Protect doctors and dentists from open-ended and damaging investigations

Medical defence specialist MDDUS has today (11 March 2021) called for improvements to the way doctors and dentists are regulated to protect them from open-ended and damaging investigations.

Medical defence specialist MDDUS has today called for improvements to the way doctors and dentists are regulated to protect them from open-ended and damaging investigations.

Chris Kenny, the chief executive of MDDUS, said the UK Government’s planned review of health regulators was a golden opportunity to introduce reforms that will significantly reduce stress on health professionals and ensure patients’ rights are safeguarded.

And in a letter to ministers, he warned that ducking the opportunity will only serve to increase the pressure on an already highly stressed NHS workforce as we exit the pandemic and attempt to build back better.

MDDUS is a mutual organisation representing more than 50,000 health professionals across the UK. In a recent survey of its members, it found that 45% are more stressed now than they were during the first wave of the pandemic, while 51% are tempted to quit the NHS or retire early.

Mr Kenny said: “Reforms to the regulators’ working practices are vital because too many doctors and dentists face the stress of a regulatory investigation, only for it to close without a finding of impairment – an unsatisfactory situation for them and their patients.”
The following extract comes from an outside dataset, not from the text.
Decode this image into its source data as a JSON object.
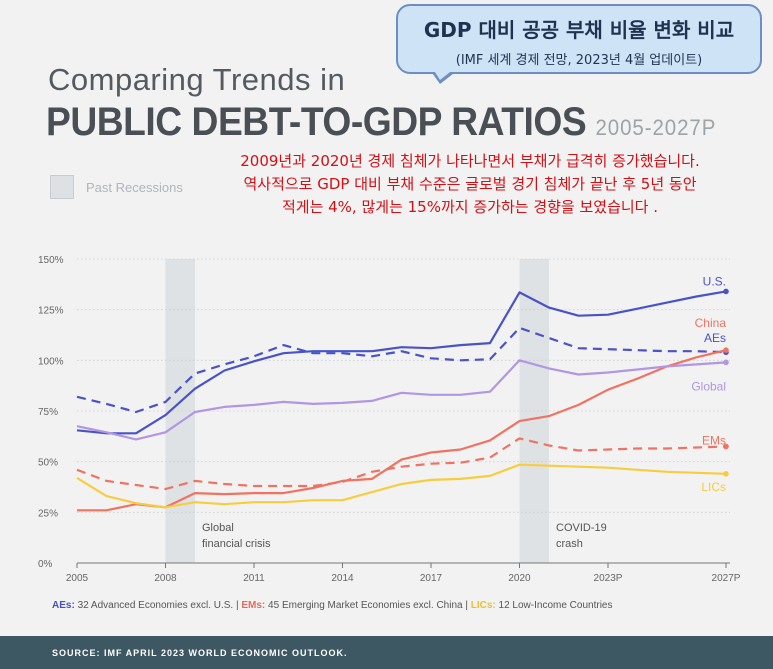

Ministers intend to use a new Health and Social Care Bill to be able to reduce or reconfigure the number of professional health regulators. The current White Paper does not include explicit provision for reform of the working practices of the UK’s nine health professional regulators, such as the GMC.

Mr Kenny said: “The absence of regulatory reform in the White Paper was a missed opportunity. That’s why we are calling on ministers to use their upcoming consultation on reform of the health professional regulators to address these long-overdue issues with the way doctors and dentists are investigated.

“These need to be progressed in tandem with any further development of the professional regulatory framework. To do this in a piecemeal fashion will only exacerbate existing divisions and concerns about how fit for purpose the current regulatory arrangements are.”

MDDUS has today written to health minister Jo Churchill MP urging her to consider three urgent reforms:

• Removing the GMC’s right to appeal decisions of the Medical Practitioner Tribunal Service (MPTS)

• Introducing regulatory powers for the GMC in relation to Physician Associates and Anaesthesia Associates, and

• Making provision for the registration of dentists trained in the EEA, as the current exemptions for European dentists entering the UK register automatically expires at the end of 2022

Mr Kenny added: “We believe that focussing on the institutional structure of regulators will severely delay, or at worst prevent, the improved outcomes, reduced bureaucracy and better performance that we all seek.”